Adler.— Pourquoi a-t-on tué Rafic Hariri ?
Alexandre Adler: Pourquoi a-t-on tué Rafic Hariri ?
Le Figaro, 16/02/2005.
Dans l’Union soviétique stalinienne, selon la savoureuse formule d’Annie Kriegel, les grands procès remplaçaient avantageusement les congrès. C’était là, au banc des accusés, que l’on pouvait comprendre à demi-mots les politiques que Staline avait combattues et la ligne stratégique qu’il faisait adopter. Il suffisait ainsi d’interpréter correctement le procès des maréchaux autour de Toukhatchevski pour appréhender le début de l’infléchissement de Moscou vers l’Allemagne hitlérienne, deux années et demie avant le faux coup de tonnerre du pacte germano-soviétique.
Chez les Syriens, adeptes nostalgiques mais plus frustes encore des méthodes staliniennes, le procès aura été remplacé par le meurtre pur et simple, ce meurtre dont Montesquieu nous disait qu’il était le principe régulateur des despotismes. L’assassinat de Kamal Joumblatt, quelques mois après le premier armistice survenu dans la guerre civile libanaise, manifestait l’abandon définitif par Damas de son alliance avec les Palestiniens et le début du dialogue stratégique avec les Etats-Unis. L’assassinat de Bachir Gemayel, en 1982, exprimait, cette fois-ci, le tournant de gauche d’un Etat syrien désormais allié étroitement au chiisme iranien du Hezbollah et capable de mettre en échec Israël, les Etats-Unis et la France. Les assassinats groupés de Dany Chamoun et de quelques autres astres moins brillants de la constellation chrétienne en 1991, rappelaient que la Syrie était désormais en mesure d’administrer directement le Liban, notamment chrétien, avec l’assentiment des Etats-Unis. Que signifie donc l’assassinat spectaculaire de Rafic Hariri dans cette logique de meurtre sémiologique si distinctif du pouvoir syrien dans son exercice normal ?

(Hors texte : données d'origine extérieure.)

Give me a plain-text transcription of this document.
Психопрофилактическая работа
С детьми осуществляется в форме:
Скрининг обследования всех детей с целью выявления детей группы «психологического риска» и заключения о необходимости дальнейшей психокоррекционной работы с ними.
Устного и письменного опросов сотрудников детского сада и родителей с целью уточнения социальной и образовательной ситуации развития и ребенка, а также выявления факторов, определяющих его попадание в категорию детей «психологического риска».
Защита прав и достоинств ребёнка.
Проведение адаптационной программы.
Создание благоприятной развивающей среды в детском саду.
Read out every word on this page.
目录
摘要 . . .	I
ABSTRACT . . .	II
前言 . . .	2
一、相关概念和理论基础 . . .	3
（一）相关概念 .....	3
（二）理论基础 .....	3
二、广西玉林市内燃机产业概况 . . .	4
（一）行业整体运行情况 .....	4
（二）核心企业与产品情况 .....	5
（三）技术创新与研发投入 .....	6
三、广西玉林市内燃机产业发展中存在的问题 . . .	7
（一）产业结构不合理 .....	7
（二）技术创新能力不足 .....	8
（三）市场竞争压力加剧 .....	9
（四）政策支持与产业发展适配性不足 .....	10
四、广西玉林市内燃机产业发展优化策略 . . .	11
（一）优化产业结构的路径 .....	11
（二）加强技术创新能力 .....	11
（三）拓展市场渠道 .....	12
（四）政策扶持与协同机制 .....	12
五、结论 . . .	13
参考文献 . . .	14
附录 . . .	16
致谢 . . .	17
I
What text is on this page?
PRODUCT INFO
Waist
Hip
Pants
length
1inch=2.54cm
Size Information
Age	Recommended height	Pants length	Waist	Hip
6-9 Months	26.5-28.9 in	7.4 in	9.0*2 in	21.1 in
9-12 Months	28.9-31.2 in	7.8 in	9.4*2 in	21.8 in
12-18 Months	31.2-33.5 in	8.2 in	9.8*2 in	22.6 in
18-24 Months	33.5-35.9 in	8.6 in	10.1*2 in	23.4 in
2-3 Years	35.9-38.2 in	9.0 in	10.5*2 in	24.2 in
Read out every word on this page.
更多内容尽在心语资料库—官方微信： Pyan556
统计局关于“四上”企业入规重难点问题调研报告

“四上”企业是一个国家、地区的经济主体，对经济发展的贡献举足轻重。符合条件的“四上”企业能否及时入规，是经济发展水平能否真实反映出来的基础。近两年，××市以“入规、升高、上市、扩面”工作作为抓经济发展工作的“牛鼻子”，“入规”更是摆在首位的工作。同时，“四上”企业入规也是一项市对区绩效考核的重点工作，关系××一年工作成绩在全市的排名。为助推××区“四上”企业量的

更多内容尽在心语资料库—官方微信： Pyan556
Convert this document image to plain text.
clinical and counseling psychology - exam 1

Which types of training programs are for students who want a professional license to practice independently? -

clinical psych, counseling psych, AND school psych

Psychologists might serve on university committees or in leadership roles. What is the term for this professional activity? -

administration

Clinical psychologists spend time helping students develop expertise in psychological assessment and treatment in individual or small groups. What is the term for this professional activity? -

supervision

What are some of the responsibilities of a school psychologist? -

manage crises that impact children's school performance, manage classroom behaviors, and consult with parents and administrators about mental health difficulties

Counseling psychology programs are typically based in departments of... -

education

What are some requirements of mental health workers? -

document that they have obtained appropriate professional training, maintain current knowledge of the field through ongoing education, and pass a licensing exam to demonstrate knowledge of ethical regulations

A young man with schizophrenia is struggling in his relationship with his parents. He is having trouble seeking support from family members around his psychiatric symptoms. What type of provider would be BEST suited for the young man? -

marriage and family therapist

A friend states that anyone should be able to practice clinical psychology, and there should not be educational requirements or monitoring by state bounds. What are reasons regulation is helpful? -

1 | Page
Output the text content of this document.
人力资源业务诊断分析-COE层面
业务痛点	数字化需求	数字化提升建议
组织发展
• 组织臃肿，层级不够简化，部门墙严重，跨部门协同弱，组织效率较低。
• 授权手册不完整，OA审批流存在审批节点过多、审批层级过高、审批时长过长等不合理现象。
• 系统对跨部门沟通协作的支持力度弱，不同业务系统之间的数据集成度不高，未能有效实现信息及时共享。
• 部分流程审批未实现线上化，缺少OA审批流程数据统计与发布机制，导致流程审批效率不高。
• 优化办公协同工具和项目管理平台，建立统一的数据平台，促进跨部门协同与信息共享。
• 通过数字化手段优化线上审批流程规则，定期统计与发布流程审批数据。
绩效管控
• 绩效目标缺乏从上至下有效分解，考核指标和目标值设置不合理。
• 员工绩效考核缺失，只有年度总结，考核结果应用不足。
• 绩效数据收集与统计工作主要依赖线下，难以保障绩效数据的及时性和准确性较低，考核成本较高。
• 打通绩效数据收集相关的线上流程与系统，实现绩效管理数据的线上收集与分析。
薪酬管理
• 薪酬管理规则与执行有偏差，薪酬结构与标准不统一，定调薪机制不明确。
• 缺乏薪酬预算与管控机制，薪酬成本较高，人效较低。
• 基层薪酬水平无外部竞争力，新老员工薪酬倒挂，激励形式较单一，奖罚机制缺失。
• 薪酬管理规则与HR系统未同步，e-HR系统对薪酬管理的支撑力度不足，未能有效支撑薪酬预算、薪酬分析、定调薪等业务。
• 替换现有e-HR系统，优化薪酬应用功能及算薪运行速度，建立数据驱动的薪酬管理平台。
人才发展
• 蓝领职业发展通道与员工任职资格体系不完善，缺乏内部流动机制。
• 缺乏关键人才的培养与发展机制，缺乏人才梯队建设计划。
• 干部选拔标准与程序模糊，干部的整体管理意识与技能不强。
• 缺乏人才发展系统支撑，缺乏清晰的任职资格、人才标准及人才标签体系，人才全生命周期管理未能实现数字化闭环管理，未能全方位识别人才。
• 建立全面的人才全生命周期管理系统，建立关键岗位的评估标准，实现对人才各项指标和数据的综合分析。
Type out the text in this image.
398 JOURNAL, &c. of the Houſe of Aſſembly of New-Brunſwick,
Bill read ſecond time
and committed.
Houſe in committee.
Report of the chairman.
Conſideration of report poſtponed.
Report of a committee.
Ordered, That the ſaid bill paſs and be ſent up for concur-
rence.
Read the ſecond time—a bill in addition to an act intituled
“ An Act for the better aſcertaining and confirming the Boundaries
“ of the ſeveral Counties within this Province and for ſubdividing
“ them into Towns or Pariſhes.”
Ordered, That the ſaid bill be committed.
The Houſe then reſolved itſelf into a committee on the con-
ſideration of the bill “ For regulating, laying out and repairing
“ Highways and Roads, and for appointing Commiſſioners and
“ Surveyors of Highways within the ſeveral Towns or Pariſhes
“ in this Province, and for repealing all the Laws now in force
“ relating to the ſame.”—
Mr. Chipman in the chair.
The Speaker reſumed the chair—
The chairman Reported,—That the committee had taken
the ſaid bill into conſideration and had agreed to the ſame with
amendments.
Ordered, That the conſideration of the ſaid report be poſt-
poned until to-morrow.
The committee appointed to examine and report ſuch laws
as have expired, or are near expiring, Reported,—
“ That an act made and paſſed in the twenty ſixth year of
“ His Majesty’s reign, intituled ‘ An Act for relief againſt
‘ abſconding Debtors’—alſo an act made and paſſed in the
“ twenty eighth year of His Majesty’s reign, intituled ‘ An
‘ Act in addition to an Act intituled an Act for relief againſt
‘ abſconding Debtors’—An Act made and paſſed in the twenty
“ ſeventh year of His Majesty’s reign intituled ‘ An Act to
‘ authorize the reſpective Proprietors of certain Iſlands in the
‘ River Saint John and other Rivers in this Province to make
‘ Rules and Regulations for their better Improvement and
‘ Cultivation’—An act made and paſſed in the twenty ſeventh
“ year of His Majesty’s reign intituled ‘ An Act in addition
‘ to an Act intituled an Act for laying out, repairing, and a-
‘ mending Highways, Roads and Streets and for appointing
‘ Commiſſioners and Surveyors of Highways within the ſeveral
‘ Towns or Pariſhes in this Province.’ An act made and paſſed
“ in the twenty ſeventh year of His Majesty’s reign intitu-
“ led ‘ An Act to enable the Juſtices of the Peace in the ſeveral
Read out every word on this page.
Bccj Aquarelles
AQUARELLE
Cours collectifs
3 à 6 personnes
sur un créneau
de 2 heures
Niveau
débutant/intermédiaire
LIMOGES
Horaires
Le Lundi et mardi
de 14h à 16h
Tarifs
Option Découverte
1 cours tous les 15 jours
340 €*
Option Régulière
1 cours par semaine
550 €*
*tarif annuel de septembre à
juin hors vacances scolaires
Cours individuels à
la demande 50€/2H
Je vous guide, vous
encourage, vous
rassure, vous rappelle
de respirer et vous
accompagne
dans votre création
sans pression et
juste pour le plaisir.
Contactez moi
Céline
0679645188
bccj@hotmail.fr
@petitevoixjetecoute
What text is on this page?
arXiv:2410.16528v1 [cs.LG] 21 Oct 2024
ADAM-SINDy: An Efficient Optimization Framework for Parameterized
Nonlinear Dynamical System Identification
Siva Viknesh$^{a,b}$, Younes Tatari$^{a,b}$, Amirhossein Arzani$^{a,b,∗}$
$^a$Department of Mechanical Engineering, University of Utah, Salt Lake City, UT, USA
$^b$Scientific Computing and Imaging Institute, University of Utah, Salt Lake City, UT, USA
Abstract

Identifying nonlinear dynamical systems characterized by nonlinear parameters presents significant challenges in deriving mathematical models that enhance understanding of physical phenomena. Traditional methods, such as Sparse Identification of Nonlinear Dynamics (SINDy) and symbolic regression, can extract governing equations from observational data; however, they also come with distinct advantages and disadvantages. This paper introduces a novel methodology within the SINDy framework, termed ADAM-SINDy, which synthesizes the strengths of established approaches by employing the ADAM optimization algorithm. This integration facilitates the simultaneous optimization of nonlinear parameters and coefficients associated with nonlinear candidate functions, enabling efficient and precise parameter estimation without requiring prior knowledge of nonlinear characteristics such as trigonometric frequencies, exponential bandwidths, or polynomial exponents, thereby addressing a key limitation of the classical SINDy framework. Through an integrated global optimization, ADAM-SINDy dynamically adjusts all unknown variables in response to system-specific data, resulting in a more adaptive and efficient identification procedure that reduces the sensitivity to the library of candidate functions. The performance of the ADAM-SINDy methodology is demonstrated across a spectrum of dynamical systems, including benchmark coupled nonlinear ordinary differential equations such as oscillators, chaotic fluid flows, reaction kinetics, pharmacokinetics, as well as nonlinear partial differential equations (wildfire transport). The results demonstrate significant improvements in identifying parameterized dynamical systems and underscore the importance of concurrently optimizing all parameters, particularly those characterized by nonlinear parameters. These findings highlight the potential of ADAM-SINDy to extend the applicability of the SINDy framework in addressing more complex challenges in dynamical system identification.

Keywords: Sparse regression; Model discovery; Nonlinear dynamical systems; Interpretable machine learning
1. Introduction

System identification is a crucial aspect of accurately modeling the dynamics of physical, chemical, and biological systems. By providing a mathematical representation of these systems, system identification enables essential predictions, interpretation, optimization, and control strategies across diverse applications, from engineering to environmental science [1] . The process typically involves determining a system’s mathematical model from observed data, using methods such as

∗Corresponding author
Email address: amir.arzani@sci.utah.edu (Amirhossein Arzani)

La Syrie traverse une fois de plus une phase extrêmement tendue et difficile de sa brève existence d’Etat : le pays est en effet une caricature de ces montages minoritaires dont le Baas s’est montré friand. La Syrie est l’expression parfaite d’une construction artificielle où 12% de la population, la secte syncrétiste des alaouites — mélange de chiisme hétérodoxe, de cryptochristianisme johannique et de rémanences zoroastriennes — contrôle à elle seule cent pour cent du pouvoir militaire et exerce un ascendant indiscuté sur le pouvoir politique. Cette construction est devenue proprement intenable avec l’effondrement du système Saddam en Irak. Comme Hafez el-Assad était un politique habile et modéré dans ses intentions stratégiques, sinon dans ses méthodes, les alaouites n’ont tout de même pas créé en Syrie un système despotique comparable à celui de l’Irak.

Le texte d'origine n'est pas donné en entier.